The earnings season reflects this contradiction as well. On the one hand, earnings – at the close of this article – show a drop in sales of 0.50% and a decline in net profits of -0.05% in Europe’s Stoxx 600, with six sectors delivering negative growth. In the United States, S&P 500 earnings are similar, although slightly better. An increase in sales of 3.5% and profits of 1.31% with four sectors in negative growth. The reaction of stock markets is surprisingly bullish as long as the published results are mildly decent. When the lowest risk asset is extremely expensive, expensive stocks look relatively and optically cheap compared to hugely appreciated bonds.

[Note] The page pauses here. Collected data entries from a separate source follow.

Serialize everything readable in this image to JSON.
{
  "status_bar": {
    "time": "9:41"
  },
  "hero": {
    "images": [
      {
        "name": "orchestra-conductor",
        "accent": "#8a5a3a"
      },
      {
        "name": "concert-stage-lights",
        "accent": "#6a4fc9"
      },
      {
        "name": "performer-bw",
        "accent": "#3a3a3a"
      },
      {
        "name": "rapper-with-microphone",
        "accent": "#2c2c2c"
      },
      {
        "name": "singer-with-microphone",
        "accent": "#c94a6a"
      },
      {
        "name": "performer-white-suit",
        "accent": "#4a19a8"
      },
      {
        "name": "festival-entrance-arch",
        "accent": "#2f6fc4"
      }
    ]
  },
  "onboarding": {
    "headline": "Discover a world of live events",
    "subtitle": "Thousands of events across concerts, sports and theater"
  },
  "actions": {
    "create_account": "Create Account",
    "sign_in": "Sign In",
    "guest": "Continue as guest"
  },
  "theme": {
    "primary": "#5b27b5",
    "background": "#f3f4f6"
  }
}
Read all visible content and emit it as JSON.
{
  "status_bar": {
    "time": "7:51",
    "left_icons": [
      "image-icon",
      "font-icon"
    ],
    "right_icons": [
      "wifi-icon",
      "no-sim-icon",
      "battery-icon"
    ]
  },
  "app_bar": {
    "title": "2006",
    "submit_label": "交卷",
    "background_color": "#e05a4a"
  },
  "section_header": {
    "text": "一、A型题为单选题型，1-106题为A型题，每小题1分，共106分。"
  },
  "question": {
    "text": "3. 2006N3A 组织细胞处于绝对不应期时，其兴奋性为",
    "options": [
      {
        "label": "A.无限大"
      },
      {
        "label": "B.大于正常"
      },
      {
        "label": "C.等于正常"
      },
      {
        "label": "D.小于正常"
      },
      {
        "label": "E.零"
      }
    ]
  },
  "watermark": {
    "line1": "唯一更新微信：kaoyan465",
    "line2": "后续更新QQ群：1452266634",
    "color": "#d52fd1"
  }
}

Financial repression is also leading to “financial corporate inequality”. Multi mega-caps, big components of indices, get massively bid and their bonds are sold at the lowest yields on record, while mid-sized companies face relatively poorer demand and limited access to credit and liquidity. A large part of the excess liquidity goes directly to large stocks and big corporation bonds due to the massive purchase of passive instruments linked to the main indices.
We cannot fall into the trap of ignoring the macroeconomic reality and the trend in earnings just because “everything goes up”. Additionally, we cannot ignore monetary reality either. Market euphoria should not make us ignore major problems disguised under the monetary laughing gas, and we need to continue looking for relative value opportunities without ignoring the risks but without ignoring the monetary evidence.
Liquidity injections and rate reductions are likely to increase. The monetary history of the world reminds us that states and central banks never turn back when it becomes clear that their policies do not work, they always accelerate… Until the placebo effect stops working. Predicting when will it happen is almost impossible. We just know it does stop. Until then, falling into the monetary trap of no perceived risk is as dangerous as being out of the market. In an increasingly difficult environment, the prudent investor must constantly be aware of the risks to seek attractive long-term opportunities.
I’m which assets would you invest today, bonds?
We are long US equities, gold and IG bonds
Have you read or are you familiar with the work of Martin Armstrong? His view is that the US market is being supported by the collapse of confidence in the Euro zone which is driving money into US mega cap stocks and corporate bonds. So earnings, from this point of view, really has little to do with market causality its rather the flow money leaving government bonds looking for a new home.
Probably. Good comment
All these people announcing a major crisis since 2016 and yet, nothing happens…
If i still had balls, i would scratch them while laughing at this joke
You should read me at least once and see I never announced a major crisis. Sorry about your testicular malaise.